July was a particularly challenging month, with the broader economy and the manufacturing sector hit by several supply-side and confidence shocks. These include a severe COVID-19 third wave, the associated harsher adjusted level 4 lockdown restrictions for a large part of the month, as well as the unprecedented looting/arson attacks in KwaZulu-Natal (KZN) and parts of Gauteng. The riots disrupted supply chains, industrial output and the demand for manufactured goods. In addition, the manufacturing sector may also have been negatively impacted by the recent cyber-attack on Transnet, which saw operations at South Africa’s major ports temporarily grind to a halt. The July PMI reading suggests that these factors vastly outweighed the positive spillovers to parts of the manufacturing sector from robust SA mining sector activity amid elevated commodity prices.

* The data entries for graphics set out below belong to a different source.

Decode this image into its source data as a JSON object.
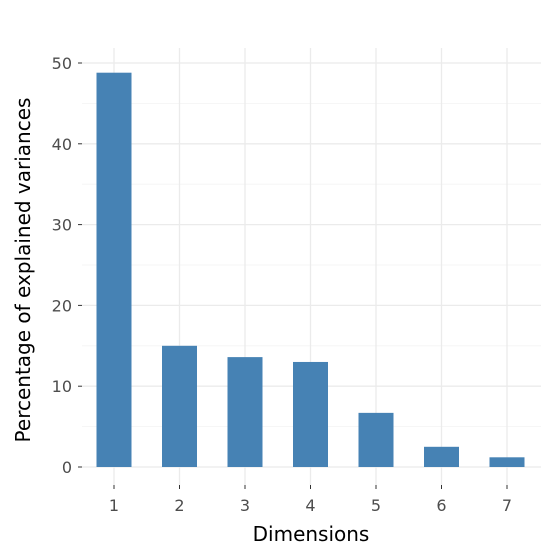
{
  "chart_data": {
    "type": "bar",
    "categories": [
      "1",
      "2",
      "3",
      "4",
      "5",
      "6",
      "7"
    ],
    "values": [
      48.8,
      15.0,
      13.6,
      13.0,
      6.7,
      2.5,
      1.2
    ],
    "xlabel": "Dimensions",
    "ylabel": "Percentage of explained variances",
    "ylim": [
      0,
      50
    ],
    "yticks": [
      0,
      10,
      20,
      30,
      40,
      50
    ],
    "bar_color": "#4682B4",
    "grid": true
  }
}
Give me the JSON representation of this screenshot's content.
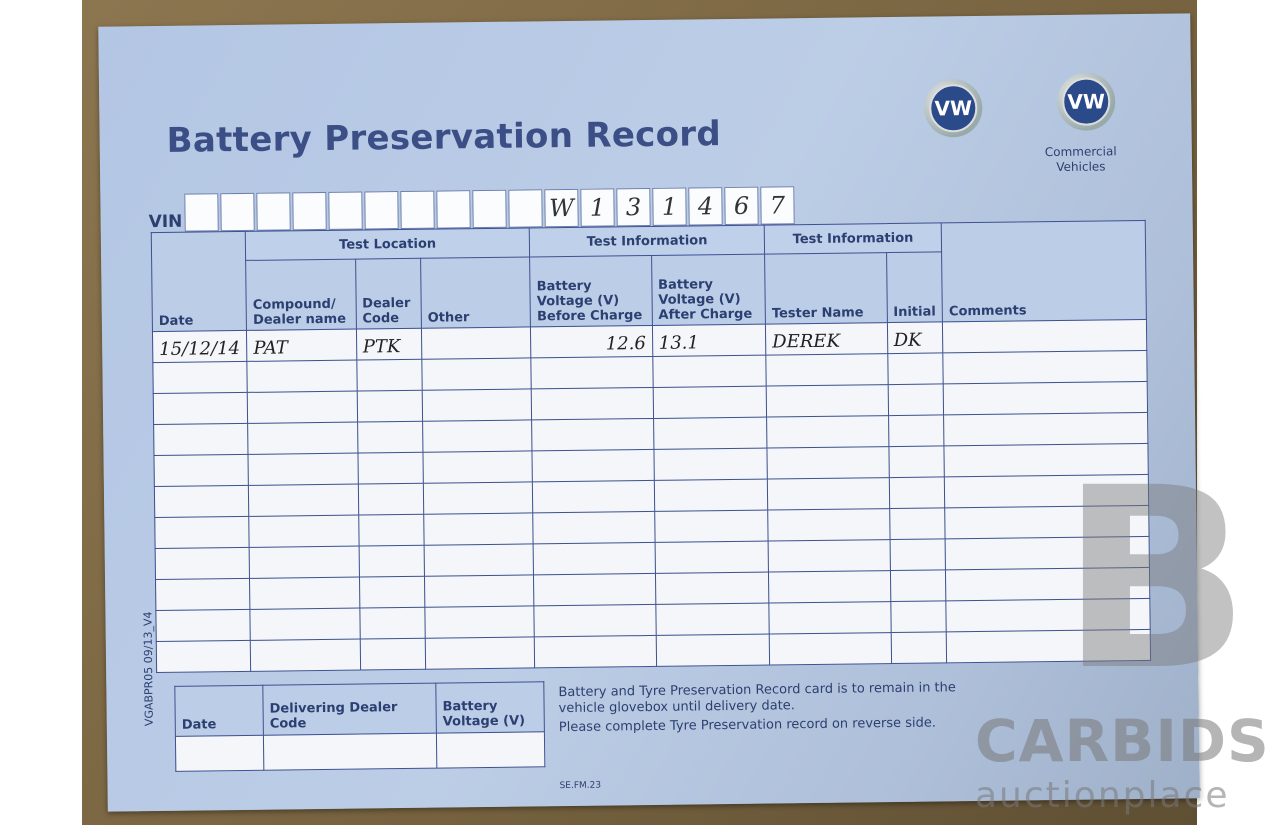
{
  "title": "Battery Preservation Record",
  "logos": {
    "vw": "VW",
    "commercial": "VW",
    "commercial_caption_1": "Commercial",
    "commercial_caption_2": "Vehicles"
  },
  "vin": {
    "label": "VIN",
    "chars": [
      "",
      "",
      "",
      "",
      "",
      "",
      "",
      "",
      "",
      "",
      "W",
      "1",
      "3",
      "1",
      "4",
      "6",
      "7"
    ]
  },
  "table": {
    "groups": {
      "test_location": "Test Location",
      "test_info_1": "Test Information",
      "test_info_2": "Test Information"
    },
    "headers": {
      "date": "Date",
      "compound": "Compound/ Dealer name",
      "dealer_code": "Dealer Code",
      "other": "Other",
      "before": "Battery Voltage (V) Before Charge",
      "after": "Battery Voltage (V) After Charge",
      "tester": "Tester Name",
      "initial": "Initial",
      "comments": "Comments"
    },
    "rows": [
      [
        "15/12/14",
        "PAT",
        "PTK",
        "",
        "12.6",
        "13.1",
        "DEREK",
        "DK",
        ""
      ],
      [
        "",
        "",
        "",
        "",
        "",
        "",
        "",
        "",
        ""
      ],
      [
        "",
        "",
        "",
        "",
        "",
        "",
        "",
        "",
        ""
      ],
      [
        "",
        "",
        "",
        "",
        "",
        "",
        "",
        "",
        ""
      ],
      [
        "",
        "",
        "",
        "",
        "",
        "",
        "",
        "",
        ""
      ],
      [
        "",
        "",
        "",
        "",
        "",
        "",
        "",
        "",
        ""
      ],
      [
        "",
        "",
        "",
        "",
        "",
        "",
        "",
        "",
        ""
      ],
      [
        "",
        "",
        "",
        "",
        "",
        "",
        "",
        "",
        ""
      ],
      [
        "",
        "",
        "",
        "",
        "",
        "",
        "",
        "",
        ""
      ],
      [
        "",
        "",
        "",
        "",
        "",
        "",
        "",
        "",
        ""
      ],
      [
        "",
        "",
        "",
        "",
        "",
        "",
        "",
        "",
        ""
      ]
    ]
  },
  "delivery": {
    "date": "Date",
    "dealer_code": "Delivering Dealer Code",
    "voltage": "Battery Voltage (V)"
  },
  "side_code": "VGABPR05 09/13_V4",
  "note": {
    "line1": "Battery and Tyre Preservation Record card is to remain in the",
    "line2": "vehicle glovebox until delivery date.",
    "line3": "Please complete Tyre Preservation record on reverse side."
  },
  "form_code": "SE.FM.23",
  "watermark": {
    "letter": "B",
    "brand": "CARBIDS",
    "tagline": "auctionplace"
  }
}
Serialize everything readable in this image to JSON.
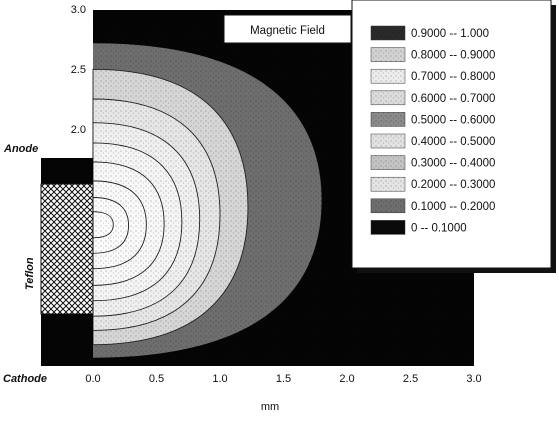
{
  "chart_data": {
    "type": "heatmap",
    "title": "Magnetic Field",
    "xlabel": "mm",
    "ylabel": "",
    "xlim": [
      0,
      3.0
    ],
    "ylim": [
      0,
      3.0
    ],
    "x_ticks": [
      "0.0",
      "0.5",
      "1.0",
      "1.5",
      "2.0",
      "2.5",
      "3.0"
    ],
    "y_ticks": [
      "2.0",
      "2.5",
      "3.0"
    ],
    "side_labels": {
      "anode": "Anode",
      "teflon": "Teflon",
      "cathode": "Cathode"
    },
    "legend_position": "top-right",
    "levels": [
      {
        "range": "0.9000  --  1.000",
        "fill": "#2a2a2a",
        "pattern": "dark"
      },
      {
        "range": "0.8000  --  0.9000",
        "fill": "#d2d2d2",
        "pattern": "light-mottled"
      },
      {
        "range": "0.7000  --  0.8000",
        "fill": "#ececec",
        "pattern": "fine"
      },
      {
        "range": "0.6000  --  0.7000",
        "fill": "#dcdcdc",
        "pattern": "light-mottled"
      },
      {
        "range": "0.5000  --  0.6000",
        "fill": "#8a8a8a",
        "pattern": "mid"
      },
      {
        "range": "0.4000  --  0.5000",
        "fill": "#e2e2e2",
        "pattern": "fine"
      },
      {
        "range": "0.3000  --  0.4000",
        "fill": "#c4c4c4",
        "pattern": "mid-light"
      },
      {
        "range": "0.2000  --  0.3000",
        "fill": "#e4e4e4",
        "pattern": "fine"
      },
      {
        "range": "0.1000  --  0.2000",
        "fill": "#6e6e6e",
        "pattern": "dark-mottled"
      },
      {
        "range": "0  --  0.1000",
        "fill": "#0a0a0a",
        "pattern": "solid"
      }
    ],
    "contours": [
      {
        "xmax": 1.8,
        "ytop": 2.72,
        "ybot": 0.07,
        "fill": "#6e6e6e"
      },
      {
        "xmax": 1.22,
        "ytop": 2.5,
        "ybot": 0.18,
        "fill": "#d6d6d6"
      },
      {
        "xmax": 1.0,
        "ytop": 2.25,
        "ybot": 0.3,
        "fill": "#e6e6e6"
      },
      {
        "xmax": 0.84,
        "ytop": 2.05,
        "ybot": 0.42,
        "fill": "#f0f0f0"
      },
      {
        "xmax": 0.7,
        "ytop": 1.88,
        "ybot": 0.55,
        "fill": "#f5f5f5"
      },
      {
        "xmax": 0.56,
        "ytop": 1.72,
        "ybot": 0.68,
        "fill": "#f8f8f8"
      },
      {
        "xmax": 0.42,
        "ytop": 1.56,
        "ybot": 0.82,
        "fill": "#fafafa"
      },
      {
        "xmax": 0.28,
        "ytop": 1.42,
        "ybot": 0.95,
        "fill": "#fcfcfc"
      },
      {
        "xmax": 0.16,
        "ytop": 1.3,
        "ybot": 1.08,
        "fill": "#fdfdfd"
      }
    ],
    "teflon_region": {
      "y_top": 1.64,
      "y_bot": 0.6
    },
    "grid": false
  }
}
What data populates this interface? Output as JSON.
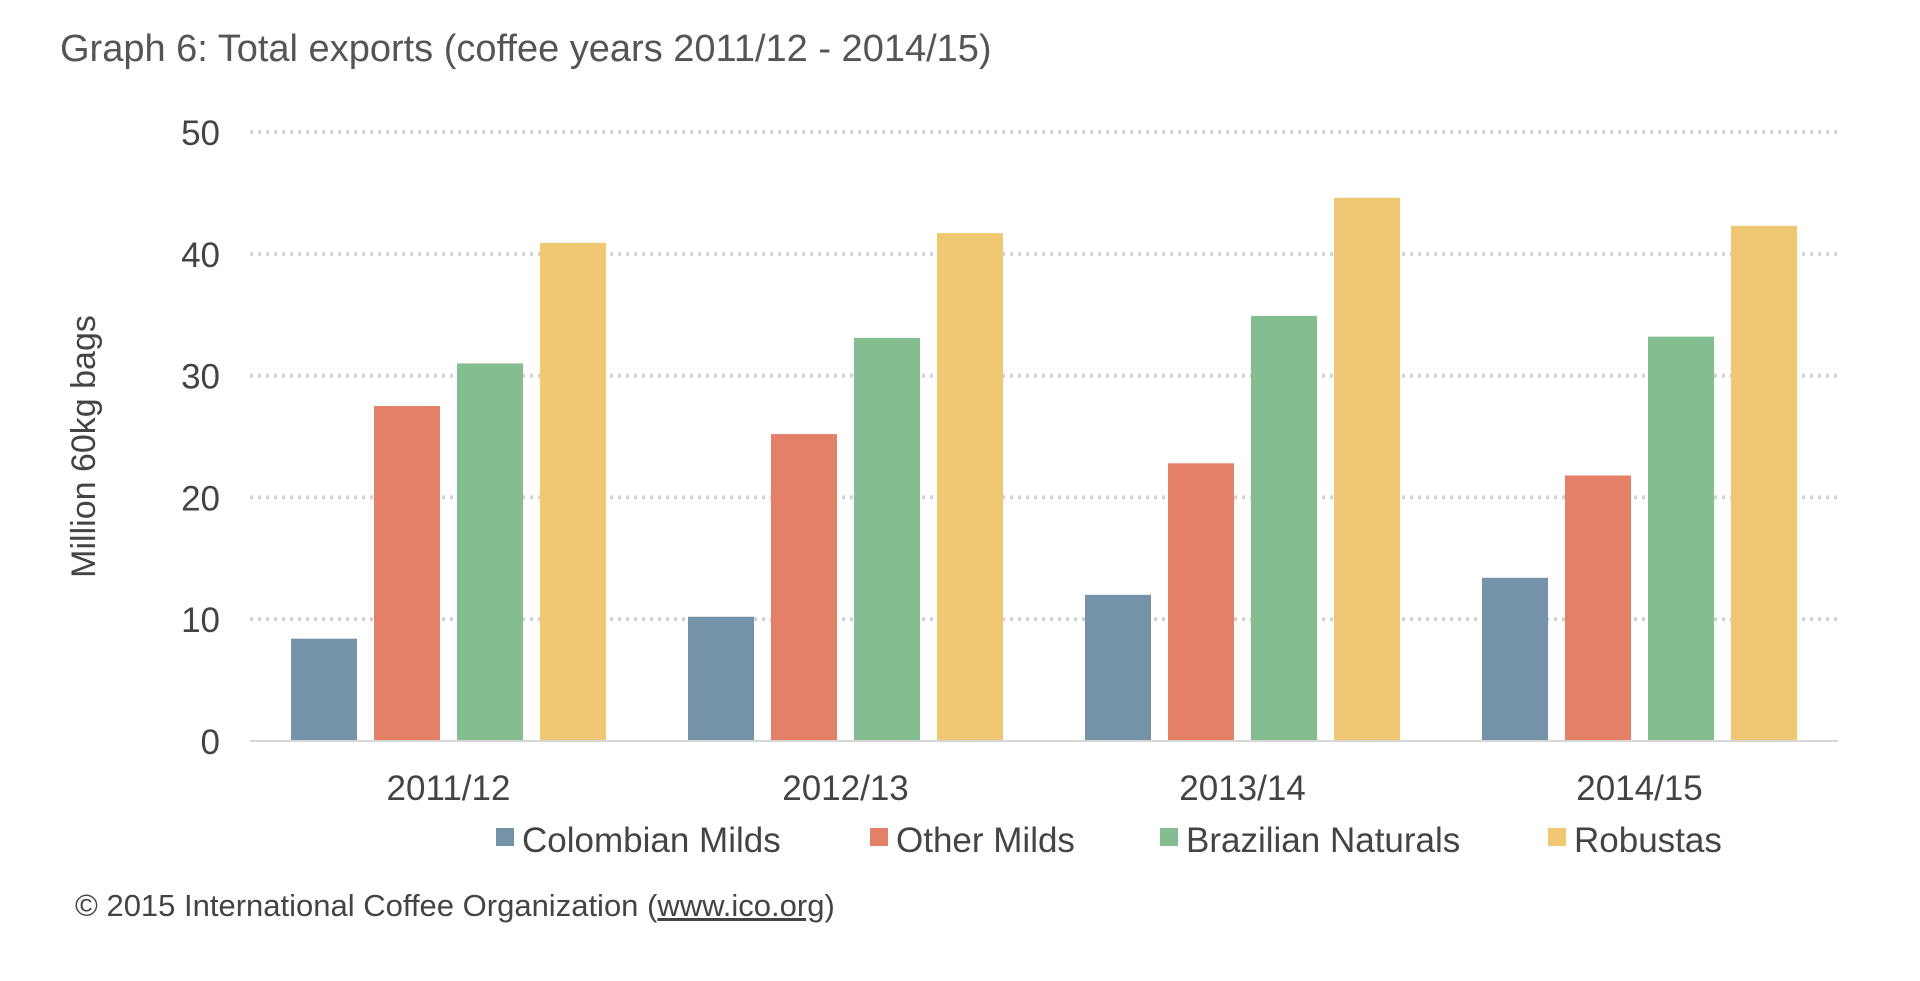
{
  "chart_data": {
    "type": "bar",
    "title": "Graph 6: Total exports (coffee years 2011/12 - 2014/15)",
    "xlabel": "",
    "ylabel": "Million 60kg bags",
    "ylim": [
      0,
      50
    ],
    "yticks": [
      "0",
      "10",
      "20",
      "30",
      "40",
      "50"
    ],
    "grid": true,
    "legend_position": "bottom",
    "categories": [
      "2011/12",
      "2012/13",
      "2013/14",
      "2014/15"
    ],
    "series": [
      {
        "name": "Colombian Milds",
        "color": "#7593a8",
        "values": [
          8.4,
          10.2,
          12.0,
          13.4
        ]
      },
      {
        "name": "Other Milds",
        "color": "#e47f68",
        "values": [
          27.5,
          25.2,
          22.8,
          21.8
        ]
      },
      {
        "name": "Brazilian Naturals",
        "color": "#84bd8f",
        "values": [
          31.0,
          33.1,
          34.9,
          33.2
        ]
      },
      {
        "name": "Robustas",
        "color": "#f0c873",
        "values": [
          40.9,
          41.7,
          44.6,
          42.3
        ]
      }
    ]
  },
  "footer": {
    "prefix": "© 2015 International Coffee Organization (",
    "link_text": "www.ico.org",
    "suffix": ")"
  }
}
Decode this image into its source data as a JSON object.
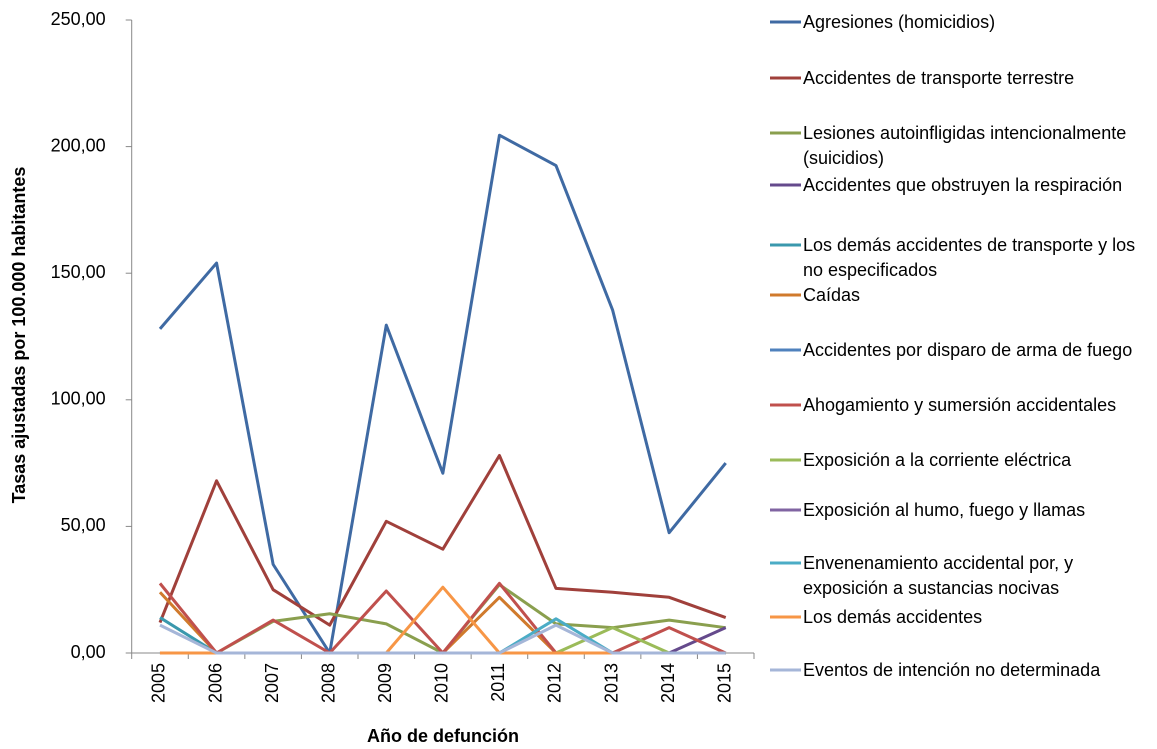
{
  "chart_data": {
    "type": "line",
    "y_label": "Tasas ajustadas por 100.000 habitantes",
    "x_label": "Año de defunción",
    "categories": [
      "2005",
      "2006",
      "2007",
      "2008",
      "2009",
      "2010",
      "2011",
      "2012",
      "2013",
      "2014",
      "2015"
    ],
    "ylim": [
      0,
      250
    ],
    "yticks": [
      {
        "value": 0,
        "label": "0,00"
      },
      {
        "value": 50,
        "label": "50,00"
      },
      {
        "value": 100,
        "label": "100,00"
      },
      {
        "value": 150,
        "label": "150,00"
      },
      {
        "value": 200,
        "label": "200,00"
      },
      {
        "value": 250,
        "label": "250,00"
      }
    ],
    "grid": false,
    "legend": "right",
    "series": [
      {
        "name": "Agresiones (homicidios)",
        "color": "#3f6aa3",
        "values": [
          128,
          154,
          35,
          0,
          129.5,
          71,
          204.5,
          192.5,
          135.5,
          47.5,
          75
        ]
      },
      {
        "name": "Accidentes de transporte terrestre",
        "color": "#a0403b",
        "values": [
          12,
          68,
          25,
          11,
          52,
          41,
          78,
          25.5,
          24,
          22,
          14
        ]
      },
      {
        "name": "Lesiones autoinfligidas intencionalmente (suicidios)",
        "color": "#8a9f4e",
        "values": [
          0,
          0,
          12.5,
          15.5,
          11.5,
          0,
          27,
          11.5,
          10,
          13,
          10
        ]
      },
      {
        "name": "Accidentes que obstruyen la respiración",
        "color": "#654a8c",
        "values": [
          0,
          0,
          0,
          0,
          0,
          0,
          0,
          0,
          0,
          0,
          10
        ]
      },
      {
        "name": "Los demás accidentes de transporte y los no especificados",
        "color": "#3a98ad",
        "values": [
          14,
          0,
          0,
          0,
          0,
          0,
          0,
          0,
          0,
          0,
          0
        ]
      },
      {
        "name": "Caídas",
        "color": "#d07a2c",
        "values": [
          24,
          0,
          0,
          0,
          0,
          0,
          22,
          0,
          0,
          0,
          0
        ]
      },
      {
        "name": "Accidentes por disparo de arma de fuego",
        "color": "#4f81bd",
        "values": [
          0,
          0,
          0,
          0,
          0,
          0,
          0,
          0,
          0,
          0,
          0
        ]
      },
      {
        "name": "Ahogamiento y sumersión accidentales",
        "color": "#c0504d",
        "values": [
          27.5,
          0,
          13,
          0,
          24.5,
          0,
          27.5,
          0,
          0,
          10,
          0
        ]
      },
      {
        "name": "Exposición a la corriente eléctrica",
        "color": "#9bbb59",
        "values": [
          0,
          0,
          0,
          0,
          0,
          0,
          0,
          0,
          10,
          0,
          0
        ]
      },
      {
        "name": "Exposición al humo, fuego y llamas",
        "color": "#8064a2",
        "values": [
          0,
          0,
          0,
          0,
          0,
          0,
          0,
          0,
          0,
          0,
          0
        ]
      },
      {
        "name": "Envenenamiento accidental por, y exposición a sustancias nocivas",
        "color": "#4bacc6",
        "values": [
          0,
          0,
          0,
          0,
          0,
          0,
          0,
          13.5,
          0,
          0,
          0
        ]
      },
      {
        "name": "Los demás accidentes",
        "color": "#f79646",
        "values": [
          0,
          0,
          0,
          0,
          0,
          26,
          0,
          0,
          0,
          0,
          0
        ]
      },
      {
        "name": "Eventos de intención no determinada",
        "color": "#a5b6d8",
        "values": [
          11,
          0,
          0,
          0,
          0,
          0,
          0,
          11,
          0,
          0,
          0
        ]
      }
    ]
  }
}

The severe adverse impact of these events is best highlighted in the business activity and new sales orders indices of the PMI. Both indices declined dramatically in July. Indeed, excluding the unprecedented trough in April 2020 during the height of SA’s hard COVID-19 lockdown, the business activity index sank to an all-time low (series since September 1999). In the case of sales orders, excluding April 2020, one must go all the way back to early 2009 in the aftermath of the global financial crisis to find the index at the low reached in July. Both the lockdown restrictions and the riots would have hurt orders for manufactured goods. Respondents also reported a loss of export sales. With SA’s key advanced country export markets still in recovery mode, this may reflect the impact of infrastructure closures and logistical bottlenecks due to the unrest in KZN and Gauteng, as well as the Transnet IT security breach. After a terrible July, the lifting of some of the level 4 restrictions and calm returning to KZN and Gauteng should lift factory output from August. This is in line with the projections of the PMI respondents. The index measuring expected business conditions in six months rose by 5 points to 64.3 in July.